ALEKSANDRA WÓJCIK (przyjmująca ŁKS Commercecon Łódź) Kroczek do tego finału na pewno zrobiłyśmy i teraz czas na kolejny. Najważniejsze jest, żeby jeszcze poprawić naszą grę, wyeliminować te błędy, które pojawiły się w meczu w Rzeszowie i dobrze przygotować się do spotkania w niedzielę.
- W rundzie zasadniczej i Pucharze Polski nie potrafiłyście pokonać Developresu, ale w tej najważniejszej części sezonu, jaką jest play-off, przełamałyście złą serię…
- No tak, ale to jest już walka o medale i to co było wcześniej nie ma większego znaczenia. Teraz piszemy nową historię, więc to, że wcześniej z Developresem nie udało nam się wygrać, to już nie jest ważne. Liczy się to co jest teraz i mamy okazję w najlepszy sposób zrehabilitować się za tamte niepowodzenia.
- Przez pierwsze dwa sety meczu w Rzeszowie ŁKS grał świetnie, w czym duża pani zasługa (70 proc. skuteczności w przyjęciu, bloki, skuteczna zagrywka) i gdy wydawało się, że mecz zamkniecie w III setach, oddałyście inicjatywę rywalkom.

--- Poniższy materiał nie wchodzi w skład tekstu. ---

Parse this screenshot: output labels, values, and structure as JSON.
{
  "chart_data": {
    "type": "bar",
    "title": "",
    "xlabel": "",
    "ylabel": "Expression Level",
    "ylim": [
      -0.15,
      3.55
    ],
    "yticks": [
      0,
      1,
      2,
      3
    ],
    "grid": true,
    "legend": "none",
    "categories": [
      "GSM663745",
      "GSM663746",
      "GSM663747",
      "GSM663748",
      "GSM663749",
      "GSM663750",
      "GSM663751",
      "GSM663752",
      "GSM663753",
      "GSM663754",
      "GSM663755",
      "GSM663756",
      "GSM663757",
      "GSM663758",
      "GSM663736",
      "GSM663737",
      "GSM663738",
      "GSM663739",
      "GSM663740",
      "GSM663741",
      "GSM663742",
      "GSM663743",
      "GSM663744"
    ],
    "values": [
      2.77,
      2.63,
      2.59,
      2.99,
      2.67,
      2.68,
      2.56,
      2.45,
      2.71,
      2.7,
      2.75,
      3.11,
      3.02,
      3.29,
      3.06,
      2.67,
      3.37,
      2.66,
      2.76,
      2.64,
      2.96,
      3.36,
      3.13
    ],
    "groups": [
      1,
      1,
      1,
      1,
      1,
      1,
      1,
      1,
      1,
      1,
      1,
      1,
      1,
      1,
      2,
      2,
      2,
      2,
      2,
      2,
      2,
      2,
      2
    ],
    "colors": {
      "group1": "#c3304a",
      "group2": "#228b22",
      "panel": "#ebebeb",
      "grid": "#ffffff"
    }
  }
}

- Może faktycznie trochę za łatwo przyszły nam te dwa sety i uwierzyłyśmy, że ten trzeci też uda nam się łatwo wygrać. Trochę zwolniłyśmy swoją grę i dziewczyny z Rzeszowa to wykorzystały. Najważniejsze, że potrafiłyśmy po tych dwóch słabych setach wyjść całkowicie zmotywowane, żeby zdobyć te piętnaście punktów w tie-breaku i wywieźć bardzo ważne zwycięstwo.
- Gdy rywalki doprowadziły do tie-breaka i były wyraźnie na fali, gdzieś przez głowę nie przechodziły myśli, że zwycięstwo wymyka się wam z rąk?
- Myślę, że nie. Wiemy po co i o co gramy, a walczy się zawsze do ostatniej piłki. Tie-break rządzi się swoimi prawami, potrzeba jest w nim trochę szczęścia, a my miałyśmy je nieco po swoje stronie. Uspokoiłyśmy swoją grę i weszłyśmy na ten odpowiedni poziom z dwóch pierwszych setów.
- Od ub. sezonu zawsze coś niespodziewanego wydarza się w tej rywalizacji ŁKS-u z Developresem. Nie ma szans na spokojne mecze?
- To chyba dobrze, że zawsze coś się dzieje, żeby były dobre widowiska. Na ocenę tej naszej rywalizacji przyjdzie czas później. Na razie cieszymy się ze zwycięstwa i przygotowujemy się do rewanżu.
- W Rzeszowie padł rekord frekwencji tego sezonu na meczu LSK, ale te cztery tysiące kibiców nie było aż takim atutem dla Developresu, żeby choćby wybić was z rytmu itd. Wasi kibice na pewno też stworzą gorącą atmosferę, co pokazywali już wiele razy…
- Zdecydowanie mamy najlepszych kibiców, którzy nawet w Rzeszowie w sporej grupie nas dopingowali. Atmosfera na Podpromiu była niesamowita. Wierzymy, że na meczu w Łodzi też trybuny się zapełnią, a doping naszych fanów poniesie nas do zwycięstwa. Zawsze możemy na nich liczyć, robią super atmosferę i też dla nich gramy. Zrobimy wszystko, żeby wygrać i nie przyjeżdżać już w tym sezonie do Rzeszowa.